All designers MUST read the note about the Web Content Management System. All new UCC web sites for colleges, faculties, departments, offices, units, and centres MUST conform to the standard UCC page designs by using the CMS. The former free-for-all of allowing any site to look any way is not permitted. There are some exceptions for research projects, and for student clubs and societies: see the warning panel ‘Using the Content Management System’.

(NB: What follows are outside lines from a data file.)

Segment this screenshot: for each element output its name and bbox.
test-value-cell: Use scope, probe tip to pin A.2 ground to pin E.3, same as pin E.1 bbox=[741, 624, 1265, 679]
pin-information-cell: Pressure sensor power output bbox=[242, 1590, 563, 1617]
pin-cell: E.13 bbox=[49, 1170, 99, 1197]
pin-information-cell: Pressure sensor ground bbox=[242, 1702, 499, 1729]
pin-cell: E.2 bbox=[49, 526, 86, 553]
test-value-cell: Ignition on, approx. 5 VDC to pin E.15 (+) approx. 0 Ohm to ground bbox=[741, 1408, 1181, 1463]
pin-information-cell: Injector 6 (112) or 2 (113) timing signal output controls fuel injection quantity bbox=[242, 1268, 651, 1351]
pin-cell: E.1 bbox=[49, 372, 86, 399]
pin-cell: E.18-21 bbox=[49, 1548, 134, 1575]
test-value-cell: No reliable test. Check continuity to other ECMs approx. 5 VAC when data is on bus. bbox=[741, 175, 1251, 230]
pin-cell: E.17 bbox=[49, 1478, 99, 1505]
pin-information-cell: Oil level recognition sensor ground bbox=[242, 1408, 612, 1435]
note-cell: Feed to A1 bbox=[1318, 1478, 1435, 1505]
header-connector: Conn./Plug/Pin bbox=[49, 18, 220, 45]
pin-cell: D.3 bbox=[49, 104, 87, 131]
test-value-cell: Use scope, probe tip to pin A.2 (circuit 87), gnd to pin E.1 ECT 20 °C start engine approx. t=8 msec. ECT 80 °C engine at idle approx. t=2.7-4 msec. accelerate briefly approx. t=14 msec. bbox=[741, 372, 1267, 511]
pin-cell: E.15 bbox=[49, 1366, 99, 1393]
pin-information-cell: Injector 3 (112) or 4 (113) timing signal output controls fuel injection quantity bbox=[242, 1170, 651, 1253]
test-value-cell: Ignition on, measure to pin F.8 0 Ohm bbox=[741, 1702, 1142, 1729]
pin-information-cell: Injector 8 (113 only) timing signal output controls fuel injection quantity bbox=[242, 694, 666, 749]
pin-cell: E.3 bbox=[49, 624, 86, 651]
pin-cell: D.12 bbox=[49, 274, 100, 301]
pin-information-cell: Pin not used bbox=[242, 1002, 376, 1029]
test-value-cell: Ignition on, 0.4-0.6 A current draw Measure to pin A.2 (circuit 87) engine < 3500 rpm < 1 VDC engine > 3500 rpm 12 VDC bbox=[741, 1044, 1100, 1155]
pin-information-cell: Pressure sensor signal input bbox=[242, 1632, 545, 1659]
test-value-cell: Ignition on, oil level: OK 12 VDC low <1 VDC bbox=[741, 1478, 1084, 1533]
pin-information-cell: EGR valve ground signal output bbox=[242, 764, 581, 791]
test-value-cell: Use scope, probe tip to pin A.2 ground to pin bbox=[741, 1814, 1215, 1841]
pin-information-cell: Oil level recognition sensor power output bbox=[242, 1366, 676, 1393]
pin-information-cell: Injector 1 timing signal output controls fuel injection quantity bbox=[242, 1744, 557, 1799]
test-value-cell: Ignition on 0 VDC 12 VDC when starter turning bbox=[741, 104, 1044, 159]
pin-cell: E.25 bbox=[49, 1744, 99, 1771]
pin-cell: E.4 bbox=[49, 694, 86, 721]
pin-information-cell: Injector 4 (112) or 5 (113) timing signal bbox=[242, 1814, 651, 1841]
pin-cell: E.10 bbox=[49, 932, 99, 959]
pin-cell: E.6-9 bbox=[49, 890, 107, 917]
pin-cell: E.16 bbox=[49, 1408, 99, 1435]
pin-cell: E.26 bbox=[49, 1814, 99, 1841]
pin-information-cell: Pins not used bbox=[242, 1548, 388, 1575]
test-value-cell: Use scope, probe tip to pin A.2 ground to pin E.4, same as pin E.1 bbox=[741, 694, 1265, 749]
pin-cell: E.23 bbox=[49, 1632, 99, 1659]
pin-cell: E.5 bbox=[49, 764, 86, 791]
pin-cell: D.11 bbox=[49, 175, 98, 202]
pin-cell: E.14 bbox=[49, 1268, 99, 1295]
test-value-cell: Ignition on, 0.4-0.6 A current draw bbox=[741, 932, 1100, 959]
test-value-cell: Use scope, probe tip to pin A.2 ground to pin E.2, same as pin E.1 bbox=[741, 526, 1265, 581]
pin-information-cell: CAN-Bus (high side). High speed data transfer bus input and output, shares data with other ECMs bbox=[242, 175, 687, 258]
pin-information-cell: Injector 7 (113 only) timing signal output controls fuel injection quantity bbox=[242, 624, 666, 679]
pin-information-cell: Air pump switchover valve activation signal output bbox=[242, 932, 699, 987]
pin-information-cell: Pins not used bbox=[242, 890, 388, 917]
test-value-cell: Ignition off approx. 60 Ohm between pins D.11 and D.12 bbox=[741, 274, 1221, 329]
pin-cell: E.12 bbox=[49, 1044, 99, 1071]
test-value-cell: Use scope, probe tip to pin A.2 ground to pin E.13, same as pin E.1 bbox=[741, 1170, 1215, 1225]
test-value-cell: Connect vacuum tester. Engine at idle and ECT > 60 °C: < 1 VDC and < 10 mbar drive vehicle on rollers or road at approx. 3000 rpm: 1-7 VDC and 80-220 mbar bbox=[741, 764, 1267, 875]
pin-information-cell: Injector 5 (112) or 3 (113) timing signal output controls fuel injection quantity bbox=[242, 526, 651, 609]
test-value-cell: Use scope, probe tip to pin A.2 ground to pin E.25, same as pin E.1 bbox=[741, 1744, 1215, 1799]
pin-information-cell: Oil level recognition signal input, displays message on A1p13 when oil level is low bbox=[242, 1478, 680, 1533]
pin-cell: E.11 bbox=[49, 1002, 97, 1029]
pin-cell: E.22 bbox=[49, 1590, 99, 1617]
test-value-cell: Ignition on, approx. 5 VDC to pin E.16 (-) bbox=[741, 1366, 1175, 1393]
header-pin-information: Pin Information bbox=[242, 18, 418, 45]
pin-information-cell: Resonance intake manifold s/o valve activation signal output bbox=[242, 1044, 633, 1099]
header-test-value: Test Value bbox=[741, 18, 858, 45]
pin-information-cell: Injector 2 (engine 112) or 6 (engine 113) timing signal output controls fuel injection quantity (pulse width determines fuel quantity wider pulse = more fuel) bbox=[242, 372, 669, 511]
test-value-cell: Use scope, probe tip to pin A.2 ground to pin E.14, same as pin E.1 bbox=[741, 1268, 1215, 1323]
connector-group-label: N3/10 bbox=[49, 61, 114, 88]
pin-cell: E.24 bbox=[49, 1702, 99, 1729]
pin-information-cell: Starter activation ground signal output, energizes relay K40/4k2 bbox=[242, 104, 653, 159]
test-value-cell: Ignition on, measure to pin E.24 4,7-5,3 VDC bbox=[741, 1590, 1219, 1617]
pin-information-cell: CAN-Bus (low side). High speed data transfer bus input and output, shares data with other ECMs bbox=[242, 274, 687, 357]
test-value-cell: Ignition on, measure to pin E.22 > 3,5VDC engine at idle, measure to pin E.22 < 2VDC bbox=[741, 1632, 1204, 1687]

Do not write pages which lock out specific classes of users (eg Microsoft users, Mac users, Unix users, users with disabilities, etc). Pages which infringe these rules will be removed or made inaccessible without warning and replaced by a functional version which fulfils this requirement. For further information on making pages accessible to those with disabilities, please see the Irish National Disability Authority IT Accessibility Guidelines.

Remember that the site you are in charge of is not your information, it's UCC's information: you are only the custodian for the time being. Don't do things which will foul it up for whoever comes after you.

Designers are REQUIRED to provide technical documentation which describes what they have written and how to maintain it in future. Sites which are created without functional documentation will be deleted.

Designers SHOULD read the article by Jeffrey Zeldman referred to earlier, 99.9% of Websites Are Obsolete, which explains some of the reasons why these rules are here.